Vom Hafen aus waren es ungefähr zwei Kilometer in den Ort Wadi Halfa. Durch die Aufstauung des Nils ist das alte Wadi Halfa in den Fluten versunken. In sicherer Höhe ist ein neuer Ort entstanden, der den Anschein macht, nur von den wöchentlich Durchreisenden belebt zu werden. Ein bisschen kommt man sich wie im „Wilden Westen“ vor, wenn man einen großen Bahnhof inmitten der Wüste sieht und ein paar hundert Meter weiter sich ein paar Häuser an einer imaginären Straße entlang schlängeln. Für uns heißt es gleich das Registrierungsbüro aufsuchen und die erste Bürokratie im Sudan zu erleben.
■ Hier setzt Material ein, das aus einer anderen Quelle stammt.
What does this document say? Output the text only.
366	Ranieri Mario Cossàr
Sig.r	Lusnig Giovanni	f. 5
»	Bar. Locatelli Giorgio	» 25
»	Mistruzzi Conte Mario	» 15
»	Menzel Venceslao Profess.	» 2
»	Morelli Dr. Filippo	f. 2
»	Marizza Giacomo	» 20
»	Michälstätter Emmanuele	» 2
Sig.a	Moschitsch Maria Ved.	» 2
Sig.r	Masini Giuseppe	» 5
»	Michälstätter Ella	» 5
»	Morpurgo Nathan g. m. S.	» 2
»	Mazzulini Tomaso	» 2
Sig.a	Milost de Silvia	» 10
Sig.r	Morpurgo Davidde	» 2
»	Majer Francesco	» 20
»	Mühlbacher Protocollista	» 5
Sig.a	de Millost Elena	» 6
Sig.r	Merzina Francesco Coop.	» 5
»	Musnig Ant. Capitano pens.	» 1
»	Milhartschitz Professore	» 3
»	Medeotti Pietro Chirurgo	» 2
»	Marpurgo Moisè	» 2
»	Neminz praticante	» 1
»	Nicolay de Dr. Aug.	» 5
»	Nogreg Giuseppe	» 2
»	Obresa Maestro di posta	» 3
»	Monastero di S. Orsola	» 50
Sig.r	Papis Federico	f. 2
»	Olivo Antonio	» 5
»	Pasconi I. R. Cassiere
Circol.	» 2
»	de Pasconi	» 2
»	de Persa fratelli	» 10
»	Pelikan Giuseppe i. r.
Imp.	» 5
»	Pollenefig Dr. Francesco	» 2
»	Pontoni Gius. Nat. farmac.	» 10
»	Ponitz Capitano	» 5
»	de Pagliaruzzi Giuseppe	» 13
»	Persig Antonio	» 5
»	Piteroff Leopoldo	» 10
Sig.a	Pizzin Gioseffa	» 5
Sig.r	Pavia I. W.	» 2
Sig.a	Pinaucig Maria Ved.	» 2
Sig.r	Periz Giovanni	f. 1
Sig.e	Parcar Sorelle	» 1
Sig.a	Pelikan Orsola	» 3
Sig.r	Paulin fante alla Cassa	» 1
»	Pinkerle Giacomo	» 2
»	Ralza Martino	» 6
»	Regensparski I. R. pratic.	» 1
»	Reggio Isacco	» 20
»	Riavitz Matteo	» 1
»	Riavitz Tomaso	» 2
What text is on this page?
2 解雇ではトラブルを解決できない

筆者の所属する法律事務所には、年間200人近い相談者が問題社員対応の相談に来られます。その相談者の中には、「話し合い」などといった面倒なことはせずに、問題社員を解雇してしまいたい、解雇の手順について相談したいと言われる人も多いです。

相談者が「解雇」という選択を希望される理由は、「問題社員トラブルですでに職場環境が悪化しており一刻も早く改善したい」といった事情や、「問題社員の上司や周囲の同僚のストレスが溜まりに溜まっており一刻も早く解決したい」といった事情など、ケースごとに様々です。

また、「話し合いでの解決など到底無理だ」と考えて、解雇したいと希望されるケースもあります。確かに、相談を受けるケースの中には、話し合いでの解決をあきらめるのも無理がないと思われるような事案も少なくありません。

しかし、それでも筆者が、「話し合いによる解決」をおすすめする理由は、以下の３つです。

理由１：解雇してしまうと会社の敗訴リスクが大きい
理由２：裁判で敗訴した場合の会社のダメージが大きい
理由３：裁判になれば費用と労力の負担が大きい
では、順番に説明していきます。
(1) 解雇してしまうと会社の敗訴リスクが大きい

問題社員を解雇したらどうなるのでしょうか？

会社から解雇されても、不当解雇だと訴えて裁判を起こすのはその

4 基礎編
Von einem Büro werden wir ins Nächste geschickt, bekommen Formulare, müssen Passbilder abgeben, den Pass kopieren und irgendwann dürfen wir dann ins Büro vom Chef. Hier steht ein großer Fernseher, auf dem er über Satellit einen Pay-TV Kanal anschaut. Wenn das Fernsehprogramm es erlaubt und er nicht auf seinem Handy angerufen wird, widmet er sich uns und füllt einen Interviewbogen aus. Danach nimmt uns im nächsten Büro ein Beamter 27 US Dollar ab und klebt genüsslich zehn Briefmarken auf den Bogen, die er vorher mit seiner Zuge befeuchtet hatte. Im nächsten Büro wollen diesmal zwei Beamte 8 US Dollar und stempeln dafür einen weiteren Stempel in den Pass. Jetzt werden wir noch ein weiteres Mal zum Chef geschickt. Mittlerweile schaut er sich die Premiere League Spiele vom letzten Wochenende an. Die schönen Briefmarken streicht er zufrieden durch und unterschreibt auf dem Stempel im Pass. Jetzt will er wieder seine Ruhe haben, schickt uns mit den Worten „finish“ nach draußen. Heute hat er genug gearbeitet, um sich sein schönes Büro zu finanzieren. Nach nur zwei Stunden haben wir es geschafft und sind im Sudan registriert.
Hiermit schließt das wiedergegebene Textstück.